Curb had just completed a second round of small group dialogues, in which members of the public gathered over six weeks of private sessions to share and discuss experiences of race.

Participants followed up in a talk circle with Mr Shelton at the US Consul’s residence, covered by The Royal Gazette on condition of anonymity.

One woman told the group that the narrative of “two Bermudas” endures, with demonstrations for worker’s rights “swarmed by the black community” and LGBT rallies “swarmed by the white community”.

She added: “In these separate dialogues, their agendas are totally different.”

A biracial woman responded that “people who show up represent people who want to show up”, and reflected that the shock of the Parliament protests of December 2, with pepper-spray used on demonstrators, had grown only more painful one year on.

While the white community was often said to duck the issue of race, she noted that white participants in the Curb talks had proved receptive.

And a black Canadian expatriate, who said she “sounds white down the phone”, described the difficulty of navigating Bermuda’s racial divisions — telling the group: “I haven’t been disadvantages — but I haven’t been advantaged either.”

A white Bermudian man suggested “three Bermudas”, with “a middle where there’s great interaction between blacks and white”.

He added: “I understand that we have to get our past experiences out, and divest ourselves of our frustrations.

“If we’re able to talk with each other and agree with each other’s perspectives, we’re well on the road to recovery, but we have to do so realising that we may not agree.”

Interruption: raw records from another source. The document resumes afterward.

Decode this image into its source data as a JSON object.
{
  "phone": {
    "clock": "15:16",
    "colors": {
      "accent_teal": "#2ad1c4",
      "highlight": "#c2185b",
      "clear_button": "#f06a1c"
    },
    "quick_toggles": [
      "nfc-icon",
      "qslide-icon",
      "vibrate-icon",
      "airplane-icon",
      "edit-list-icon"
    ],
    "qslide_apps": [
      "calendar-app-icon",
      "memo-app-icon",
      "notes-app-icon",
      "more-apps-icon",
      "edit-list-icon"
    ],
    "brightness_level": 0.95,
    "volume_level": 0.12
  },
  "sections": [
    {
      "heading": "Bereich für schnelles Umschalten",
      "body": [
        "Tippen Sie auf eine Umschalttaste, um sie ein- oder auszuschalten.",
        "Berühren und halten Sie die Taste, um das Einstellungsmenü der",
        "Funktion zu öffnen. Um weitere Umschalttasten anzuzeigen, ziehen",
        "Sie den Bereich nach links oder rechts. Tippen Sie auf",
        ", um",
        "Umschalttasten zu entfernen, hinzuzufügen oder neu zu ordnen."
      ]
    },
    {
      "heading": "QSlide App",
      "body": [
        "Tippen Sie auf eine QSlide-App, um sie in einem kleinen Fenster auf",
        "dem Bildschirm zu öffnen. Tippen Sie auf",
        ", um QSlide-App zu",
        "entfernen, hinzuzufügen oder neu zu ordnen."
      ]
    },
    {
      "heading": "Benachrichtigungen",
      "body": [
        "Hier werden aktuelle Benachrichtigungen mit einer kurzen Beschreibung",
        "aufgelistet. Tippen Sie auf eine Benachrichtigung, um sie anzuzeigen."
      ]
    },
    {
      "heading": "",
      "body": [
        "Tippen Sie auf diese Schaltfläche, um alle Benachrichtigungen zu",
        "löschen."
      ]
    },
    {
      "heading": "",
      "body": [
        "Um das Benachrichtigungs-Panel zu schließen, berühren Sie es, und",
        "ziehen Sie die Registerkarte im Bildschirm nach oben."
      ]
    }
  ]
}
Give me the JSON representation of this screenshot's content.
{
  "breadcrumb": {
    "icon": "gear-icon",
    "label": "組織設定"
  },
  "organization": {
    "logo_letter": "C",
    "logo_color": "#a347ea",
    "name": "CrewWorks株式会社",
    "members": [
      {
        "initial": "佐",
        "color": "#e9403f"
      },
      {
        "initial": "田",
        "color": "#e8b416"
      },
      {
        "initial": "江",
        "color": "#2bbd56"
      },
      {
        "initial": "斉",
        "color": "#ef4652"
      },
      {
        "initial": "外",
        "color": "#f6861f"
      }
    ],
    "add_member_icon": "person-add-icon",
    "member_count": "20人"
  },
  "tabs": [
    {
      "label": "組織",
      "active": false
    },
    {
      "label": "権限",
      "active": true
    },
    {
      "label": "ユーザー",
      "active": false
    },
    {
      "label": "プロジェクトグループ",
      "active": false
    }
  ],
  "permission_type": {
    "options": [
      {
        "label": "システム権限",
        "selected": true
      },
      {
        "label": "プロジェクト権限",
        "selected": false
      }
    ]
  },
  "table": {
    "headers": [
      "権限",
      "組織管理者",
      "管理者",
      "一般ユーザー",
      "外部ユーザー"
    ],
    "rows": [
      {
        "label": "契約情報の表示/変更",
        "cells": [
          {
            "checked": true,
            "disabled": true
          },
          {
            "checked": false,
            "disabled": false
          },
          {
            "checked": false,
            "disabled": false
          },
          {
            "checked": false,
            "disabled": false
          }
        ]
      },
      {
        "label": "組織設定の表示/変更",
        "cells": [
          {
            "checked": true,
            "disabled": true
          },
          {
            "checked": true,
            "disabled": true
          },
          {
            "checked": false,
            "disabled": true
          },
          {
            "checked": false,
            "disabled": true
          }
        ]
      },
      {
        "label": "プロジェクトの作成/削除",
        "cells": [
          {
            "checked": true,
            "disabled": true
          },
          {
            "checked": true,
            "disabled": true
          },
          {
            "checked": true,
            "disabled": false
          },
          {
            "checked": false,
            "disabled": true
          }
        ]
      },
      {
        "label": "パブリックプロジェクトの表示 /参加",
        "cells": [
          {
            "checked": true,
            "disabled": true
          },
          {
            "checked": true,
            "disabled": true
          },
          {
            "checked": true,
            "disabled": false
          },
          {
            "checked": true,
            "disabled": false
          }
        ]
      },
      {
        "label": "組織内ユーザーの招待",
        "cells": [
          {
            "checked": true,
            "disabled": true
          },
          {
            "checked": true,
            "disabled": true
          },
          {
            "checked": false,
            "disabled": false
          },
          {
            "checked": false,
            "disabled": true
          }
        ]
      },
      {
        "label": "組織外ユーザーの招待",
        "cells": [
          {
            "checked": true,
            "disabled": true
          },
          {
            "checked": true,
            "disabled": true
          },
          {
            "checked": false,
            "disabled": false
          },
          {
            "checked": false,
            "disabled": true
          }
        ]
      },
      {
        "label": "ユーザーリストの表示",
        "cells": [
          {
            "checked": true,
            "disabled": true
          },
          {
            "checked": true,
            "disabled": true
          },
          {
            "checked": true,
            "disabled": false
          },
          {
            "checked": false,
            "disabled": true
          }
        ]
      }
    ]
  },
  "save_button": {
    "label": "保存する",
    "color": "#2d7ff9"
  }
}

A white woman who said she had “pretty much given up hope of unity before this process” said she had found the Curb talks “transformative and elevating”, adding: “I have vastly more hope today than I had three months ago.”

Another said the impetus of the talks should be directed towards pushing for legislative change.

Mr Shelton recalled the activist Martin Luther King, Jr telling a reporter in 1964 that he would “continue to move to change hearts and minds in this world — but I need policy”.

A black male participant said that veterans of the talks “need to engage people who are too afraid or not open minded enough to get involved in something like this”.

He added: “I’m not somebody who just wants to do this for seven weeks and then stop.”